Getting out and about is important for everybody. Research shows that physical activity in the fresh air can have a really positive effect on mental health, as well as physical.

So it’s good news that The Rough Guide to Accessible Britain, which now also features information aimed specifically at people with hidden conditions, such as autism and anxiety, is available free online with more than 180 ideas for days out. Reports include essential information such as proximity of disabled parking, wheelchair access, and more.

Aiming to inspire more people to enjoy the best of Britain’s attractions, whatever their ability, the guide includes features such as quiet mornings, picture stories or bespoke queuing arrangements, as well as details of ramps, accessible toilets and parking spaces. Download it here  or view it online.


Meanwhile Sport England is investing nearly a quarter of a million pounds in a new six-month pilot aimed at getting older people active.

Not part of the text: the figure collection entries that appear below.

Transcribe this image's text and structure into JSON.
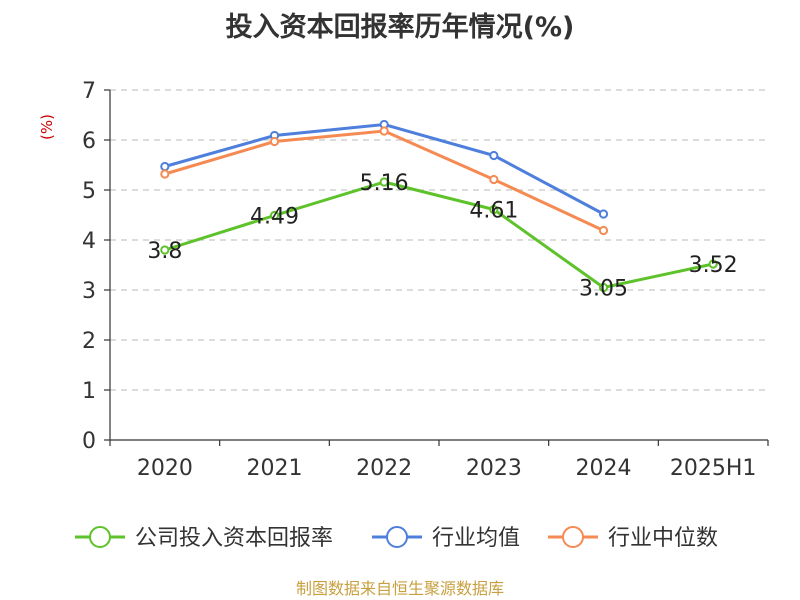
{
  "chart_data": {
    "type": "line",
    "title": "投入资本回报率历年情况(%)",
    "ylabel": "(%)",
    "xlabel": "",
    "categories": [
      "2020",
      "2021",
      "2022",
      "2023",
      "2024",
      "2025H1"
    ],
    "ylim": [
      0,
      7
    ],
    "yticks": [
      0,
      1,
      2,
      3,
      4,
      5,
      6,
      7
    ],
    "grid": true,
    "legend_position": "bottom",
    "series": [
      {
        "name": "公司投入资本回报率",
        "color": "#5ec22b",
        "values": [
          3.8,
          4.49,
          5.16,
          4.61,
          3.05,
          3.52
        ],
        "labels": [
          "3.8",
          "4.49",
          "5.16",
          "4.61",
          "3.05",
          "3.52"
        ]
      },
      {
        "name": "行业均值",
        "color": "#4e7fdc",
        "values": [
          5.47,
          6.09,
          6.31,
          5.69,
          4.52,
          null
        ]
      },
      {
        "name": "行业中位数",
        "color": "#f58a52",
        "values": [
          5.32,
          5.97,
          6.18,
          5.21,
          4.19,
          null
        ]
      }
    ]
  },
  "source": "制图数据来自恒生聚源数据库"
}
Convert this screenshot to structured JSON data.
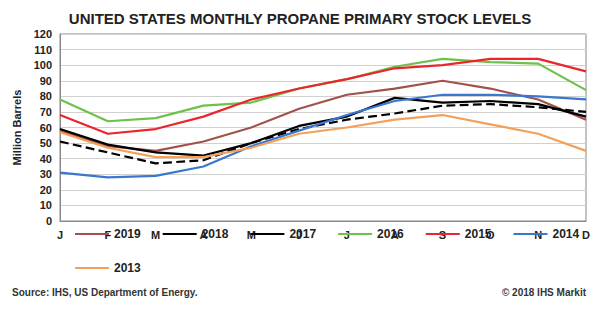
{
  "chart_data": {
    "type": "line",
    "title": "UNITED STATES MONTHLY PROPANE PRIMARY STOCK LEVELS",
    "y_label": "Million Barrels",
    "annotations": [
      "Source: IHS, US Department of Energy.",
      "© 2018 IHS Markit"
    ],
    "categories": [
      "J",
      "F",
      "M",
      "A",
      "M",
      "J",
      "J",
      "A",
      "S",
      "O",
      "N",
      "D"
    ],
    "series": [
      {
        "name": "2019",
        "color": "#a3514c",
        "line_style": "solid",
        "values": [
          58,
          48,
          45,
          51,
          60,
          72,
          81,
          85,
          90,
          85,
          78,
          65
        ]
      },
      {
        "name": "2018",
        "color": "#000000",
        "line_style": "dashed",
        "values": [
          51,
          44,
          37,
          39,
          50,
          59,
          65,
          69,
          74,
          75,
          73,
          70
        ]
      },
      {
        "name": "2017",
        "color": "#000000",
        "line_style": "solid",
        "values": [
          59,
          49,
          44,
          42,
          50,
          61,
          67,
          79,
          76,
          77,
          75,
          67
        ]
      },
      {
        "name": "2016",
        "color": "#6cc24a",
        "line_style": "solid",
        "values": [
          78,
          64,
          66,
          74,
          76,
          85,
          91,
          99,
          104,
          102,
          101,
          84
        ]
      },
      {
        "name": "2015",
        "color": "#e8262b",
        "line_style": "solid",
        "values": [
          68,
          56,
          59,
          67,
          78,
          85,
          91,
          98,
          100,
          104,
          104,
          96
        ]
      },
      {
        "name": "2014",
        "color": "#3a78cf",
        "line_style": "solid",
        "values": [
          31,
          28,
          29,
          35,
          48,
          58,
          68,
          77,
          81,
          81,
          80,
          78
        ]
      },
      {
        "name": "2013",
        "color": "#f4a05a",
        "line_style": "solid",
        "values": [
          57,
          47,
          41,
          41,
          47,
          56,
          60,
          65,
          68,
          62,
          56,
          45
        ]
      }
    ],
    "ylim": [
      0,
      120
    ],
    "yticks": [
      0,
      10,
      20,
      30,
      40,
      50,
      60,
      70,
      80,
      90,
      100,
      110,
      120
    ],
    "grid": true,
    "legend": "bottom"
  }
}
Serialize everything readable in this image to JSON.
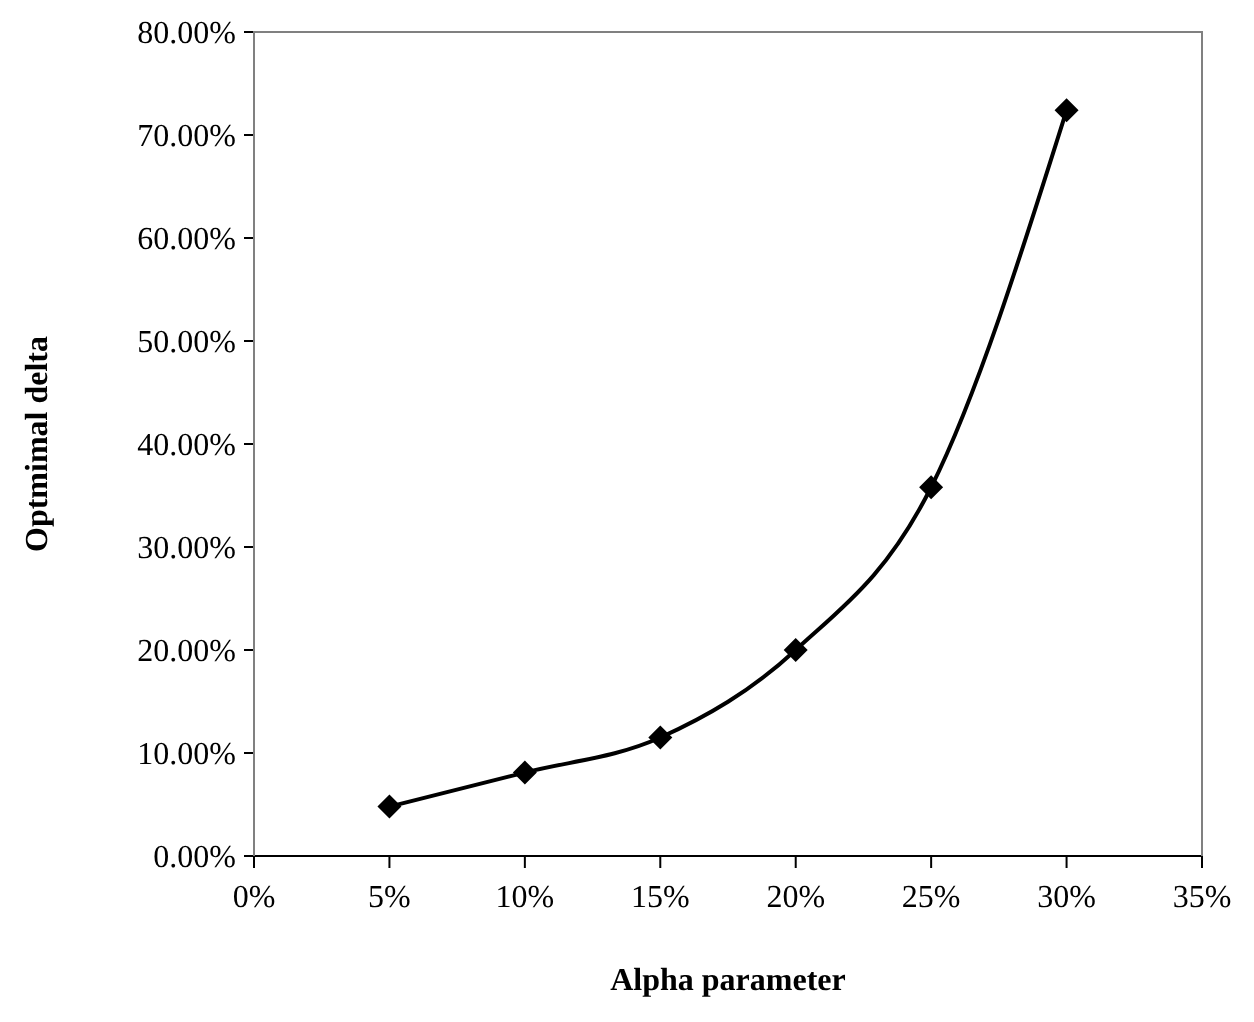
{
  "chart_data": {
    "type": "line",
    "xlabel": "Alpha parameter",
    "ylabel": "Optmimal delta",
    "x": [
      5,
      10,
      15,
      20,
      25,
      30
    ],
    "series": [
      {
        "color": "#000000",
        "values": [
          4.8,
          8.1,
          11.5,
          20.0,
          35.8,
          72.4
        ]
      }
    ],
    "xlim": [
      0,
      35
    ],
    "xticks": [
      {
        "value": 0,
        "label": "0%"
      },
      {
        "value": 5,
        "label": "5%"
      },
      {
        "value": 10,
        "label": "10%"
      },
      {
        "value": 15,
        "label": "15%"
      },
      {
        "value": 20,
        "label": "20%"
      },
      {
        "value": 25,
        "label": "25%"
      },
      {
        "value": 30,
        "label": "30%"
      },
      {
        "value": 35,
        "label": "35%"
      }
    ],
    "ylim": [
      0,
      80
    ],
    "yticks": [
      {
        "value": 0,
        "label": "0.00%"
      },
      {
        "value": 10,
        "label": "10.00%"
      },
      {
        "value": 20,
        "label": "20.00%"
      },
      {
        "value": 30,
        "label": "30.00%"
      },
      {
        "value": 40,
        "label": "40.00%"
      },
      {
        "value": 50,
        "label": "50.00%"
      },
      {
        "value": 60,
        "label": "60.00%"
      },
      {
        "value": 70,
        "label": "70.00%"
      },
      {
        "value": 80,
        "label": "80.00%"
      }
    ],
    "grid": false,
    "legend": false,
    "marker": "diamond",
    "line_style": "solid"
  }
}
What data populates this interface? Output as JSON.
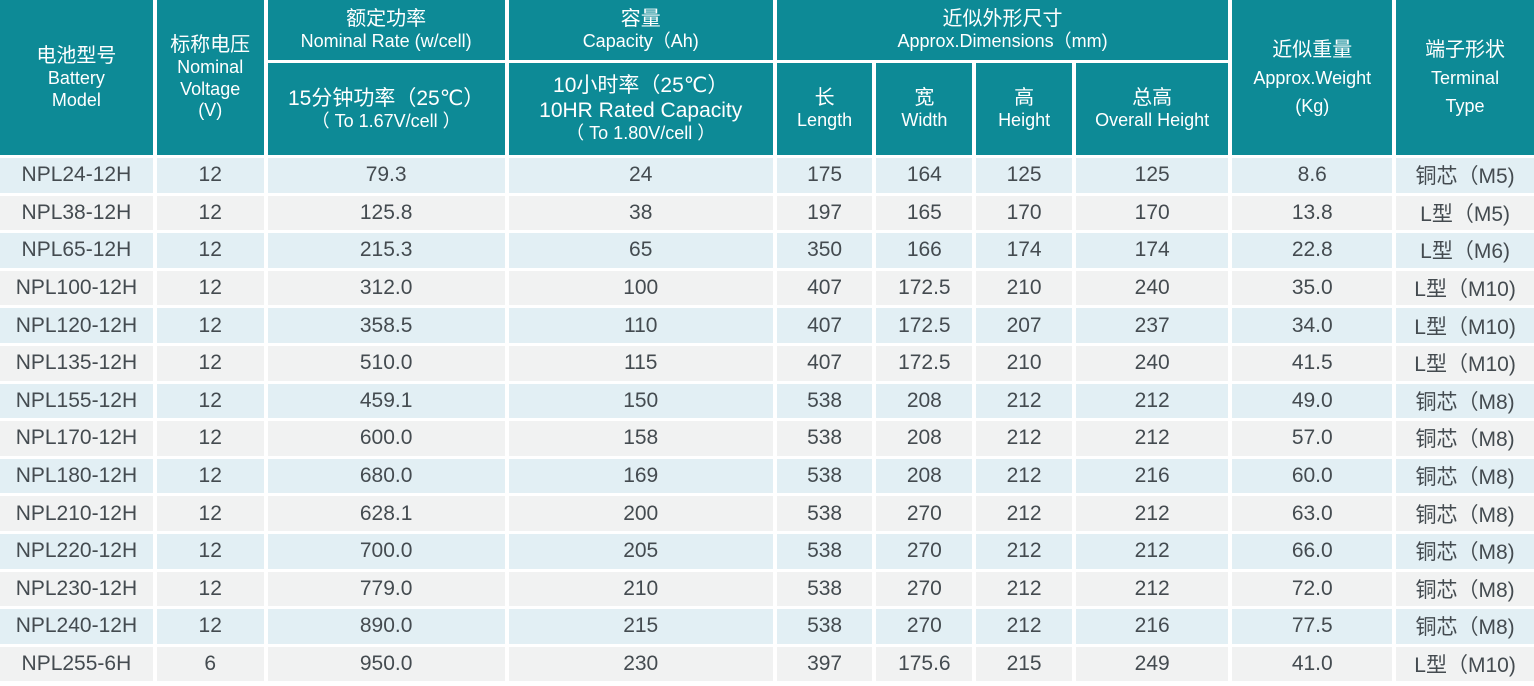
{
  "header": {
    "model": {
      "cn": "电池型号",
      "en1": "Battery",
      "en2": "Model"
    },
    "voltage": {
      "cn": "标称电压",
      "en1": "Nominal",
      "en2": "Voltage",
      "unit": "(V)"
    },
    "power": {
      "cn": "额定功率",
      "en": "Nominal Rate (w/cell)",
      "sub_cn": "15分钟功率（25℃）",
      "sub_en": "（ To 1.67V/cell ）"
    },
    "capacity": {
      "cn": "容量",
      "en": "Capacity（Ah)",
      "sub_cn": "10小时率（25℃）",
      "sub_en": "10HR Rated Capacity",
      "sub_note": "（ To 1.80V/cell ）"
    },
    "dimensions": {
      "cn": "近似外形尺寸",
      "en": "Approx.Dimensions（mm)"
    },
    "length": {
      "cn": "长",
      "en": "Length"
    },
    "width": {
      "cn": "宽",
      "en": "Width"
    },
    "height": {
      "cn": "高",
      "en": "Height"
    },
    "overall": {
      "cn": "总高",
      "en": "Overall Height"
    },
    "weight": {
      "cn": "近似重量",
      "en": "Approx.Weight",
      "unit": "(Kg)"
    },
    "terminal": {
      "cn": "端子形状",
      "en1": "Terminal",
      "en2": "Type"
    }
  },
  "rows": [
    {
      "model": "NPL24-12H",
      "voltage": "12",
      "power": "79.3",
      "capacity": "24",
      "length": "175",
      "width": "164",
      "height": "125",
      "overall": "125",
      "weight": "8.6",
      "terminal": "铜芯（M5)"
    },
    {
      "model": "NPL38-12H",
      "voltage": "12",
      "power": "125.8",
      "capacity": "38",
      "length": "197",
      "width": "165",
      "height": "170",
      "overall": "170",
      "weight": "13.8",
      "terminal": "L型（M5)"
    },
    {
      "model": "NPL65-12H",
      "voltage": "12",
      "power": "215.3",
      "capacity": "65",
      "length": "350",
      "width": "166",
      "height": "174",
      "overall": "174",
      "weight": "22.8",
      "terminal": "L型（M6)"
    },
    {
      "model": "NPL100-12H",
      "voltage": "12",
      "power": "312.0",
      "capacity": "100",
      "length": "407",
      "width": "172.5",
      "height": "210",
      "overall": "240",
      "weight": "35.0",
      "terminal": "L型（M10)"
    },
    {
      "model": "NPL120-12H",
      "voltage": "12",
      "power": "358.5",
      "capacity": "110",
      "length": "407",
      "width": "172.5",
      "height": "207",
      "overall": "237",
      "weight": "34.0",
      "terminal": "L型（M10)"
    },
    {
      "model": "NPL135-12H",
      "voltage": "12",
      "power": "510.0",
      "capacity": "115",
      "length": "407",
      "width": "172.5",
      "height": "210",
      "overall": "240",
      "weight": "41.5",
      "terminal": "L型（M10)"
    },
    {
      "model": "NPL155-12H",
      "voltage": "12",
      "power": "459.1",
      "capacity": "150",
      "length": "538",
      "width": "208",
      "height": "212",
      "overall": "212",
      "weight": "49.0",
      "terminal": "铜芯（M8)"
    },
    {
      "model": "NPL170-12H",
      "voltage": "12",
      "power": "600.0",
      "capacity": "158",
      "length": "538",
      "width": "208",
      "height": "212",
      "overall": "212",
      "weight": "57.0",
      "terminal": "铜芯（M8)"
    },
    {
      "model": "NPL180-12H",
      "voltage": "12",
      "power": "680.0",
      "capacity": "169",
      "length": "538",
      "width": "208",
      "height": "212",
      "overall": "216",
      "weight": "60.0",
      "terminal": "铜芯（M8)"
    },
    {
      "model": "NPL210-12H",
      "voltage": "12",
      "power": "628.1",
      "capacity": "200",
      "length": "538",
      "width": "270",
      "height": "212",
      "overall": "212",
      "weight": "63.0",
      "terminal": "铜芯（M8)"
    },
    {
      "model": "NPL220-12H",
      "voltage": "12",
      "power": "700.0",
      "capacity": "205",
      "length": "538",
      "width": "270",
      "height": "212",
      "overall": "212",
      "weight": "66.0",
      "terminal": "铜芯（M8)"
    },
    {
      "model": "NPL230-12H",
      "voltage": "12",
      "power": "779.0",
      "capacity": "210",
      "length": "538",
      "width": "270",
      "height": "212",
      "overall": "212",
      "weight": "72.0",
      "terminal": "铜芯（M8)"
    },
    {
      "model": "NPL240-12H",
      "voltage": "12",
      "power": "890.0",
      "capacity": "215",
      "length": "538",
      "width": "270",
      "height": "212",
      "overall": "216",
      "weight": "77.5",
      "terminal": "铜芯（M8)"
    },
    {
      "model": "NPL255-6H",
      "voltage": "6",
      "power": "950.0",
      "capacity": "230",
      "length": "397",
      "width": "175.6",
      "height": "215",
      "overall": "249",
      "weight": "41.0",
      "terminal": "L型（M10)"
    }
  ],
  "colors": {
    "header_bg": "#0d8a96",
    "row_odd": "#e2eff4",
    "row_even": "#f1f2f2",
    "text": "#444b50"
  }
}
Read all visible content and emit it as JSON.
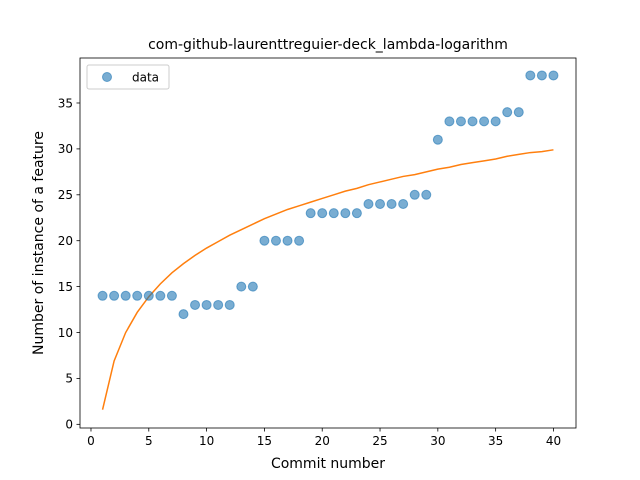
{
  "chart_data": {
    "type": "scatter",
    "title": "com-github-laurenttreguier-deck_lambda-logarithm",
    "xlabel": "Commit number",
    "ylabel": "Number of instance of a feature",
    "xlim": [
      -0.95,
      41.95
    ],
    "ylim": [
      -0.4,
      39.9
    ],
    "xticks": [
      0,
      5,
      10,
      15,
      20,
      25,
      30,
      35,
      40
    ],
    "yticks": [
      0,
      5,
      10,
      15,
      20,
      25,
      30,
      35
    ],
    "grid": false,
    "legend": {
      "placement": "top-left",
      "entries": [
        "data"
      ]
    },
    "series": [
      {
        "name": "data",
        "kind": "scatter",
        "color": "#1f77b4",
        "x": [
          1,
          2,
          3,
          4,
          5,
          6,
          7,
          8,
          9,
          10,
          11,
          12,
          13,
          14,
          15,
          16,
          17,
          18,
          19,
          20,
          21,
          22,
          23,
          24,
          25,
          26,
          27,
          28,
          29,
          30,
          31,
          32,
          33,
          34,
          35,
          36,
          37,
          38,
          39,
          40
        ],
        "y": [
          14,
          14,
          14,
          14,
          14,
          14,
          14,
          12,
          13,
          13,
          13,
          13,
          15,
          15,
          20,
          20,
          20,
          20,
          23,
          23,
          23,
          23,
          23,
          24,
          24,
          24,
          24,
          25,
          25,
          31,
          33,
          33,
          33,
          33,
          33,
          34,
          34,
          38,
          38,
          38
        ]
      },
      {
        "kind": "line",
        "color": "#ff7f0e",
        "x": [
          1,
          2,
          3,
          4,
          5,
          6,
          7,
          8,
          9,
          10,
          11,
          12,
          13,
          14,
          15,
          16,
          17,
          18,
          19,
          20,
          21,
          22,
          23,
          24,
          25,
          26,
          27,
          28,
          29,
          30,
          31,
          32,
          33,
          34,
          35,
          36,
          37,
          38,
          39,
          40
        ],
        "y": [
          1.6,
          6.9,
          10.0,
          12.2,
          13.9,
          15.3,
          16.5,
          17.5,
          18.4,
          19.2,
          19.9,
          20.6,
          21.2,
          21.8,
          22.4,
          22.9,
          23.4,
          23.8,
          24.2,
          24.6,
          25.0,
          25.4,
          25.7,
          26.1,
          26.4,
          26.7,
          27.0,
          27.2,
          27.5,
          27.8,
          28.0,
          28.3,
          28.5,
          28.7,
          28.9,
          29.2,
          29.4,
          29.6,
          29.7,
          29.9
        ]
      }
    ]
  }
}
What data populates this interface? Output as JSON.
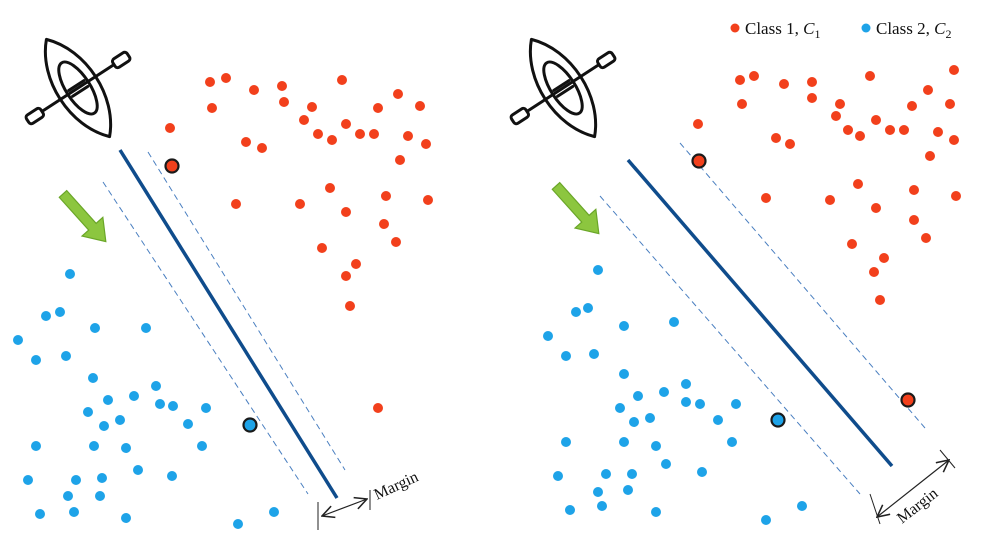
{
  "legend": {
    "class1": {
      "text": "Class 1, ",
      "symbol": "C",
      "subscript": "1",
      "color": "#f2401c"
    },
    "class2": {
      "text": "Class 2, ",
      "symbol": "C",
      "subscript": "2",
      "color": "#1ea3e8"
    }
  },
  "margin_label": "Margin",
  "icons": [
    "kayak-icon",
    "arrow-icon"
  ],
  "colors": {
    "class1": "#f2401c",
    "class2": "#1ea3e8",
    "boundary": "#0f4c8c",
    "margin_line": "#4a7fc0",
    "arrow": "#8cc63f",
    "support_vector_stroke": "#1a1a1a"
  }
}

“10 Today” provides a series of easy, accessible and enjoyable 10-minute exercise broadcasts – for both radio and online. Follow them almost anywhere and at any time.

Inspired by Radio Taiso, an established and evidence-based national daily exercise broadcast on Japanese radio, 10 Today has been produced and led by older people, for older people.

It aims to increase physical activity among older people across the country, helping to reduce social isolation and improve the physical and mental wellbeing of participants. Find out more

And finally…

No more feeling guilty about settling down with a coffee and a puzzle! Completing a daily Sudoko could delay brain ageing by eight to 10 years, a study of nearly 20,000 people suggests.

Researchers had already discovered that people who regularly solve crosswords have sharper brains, but new results show number puzzles have the same impact.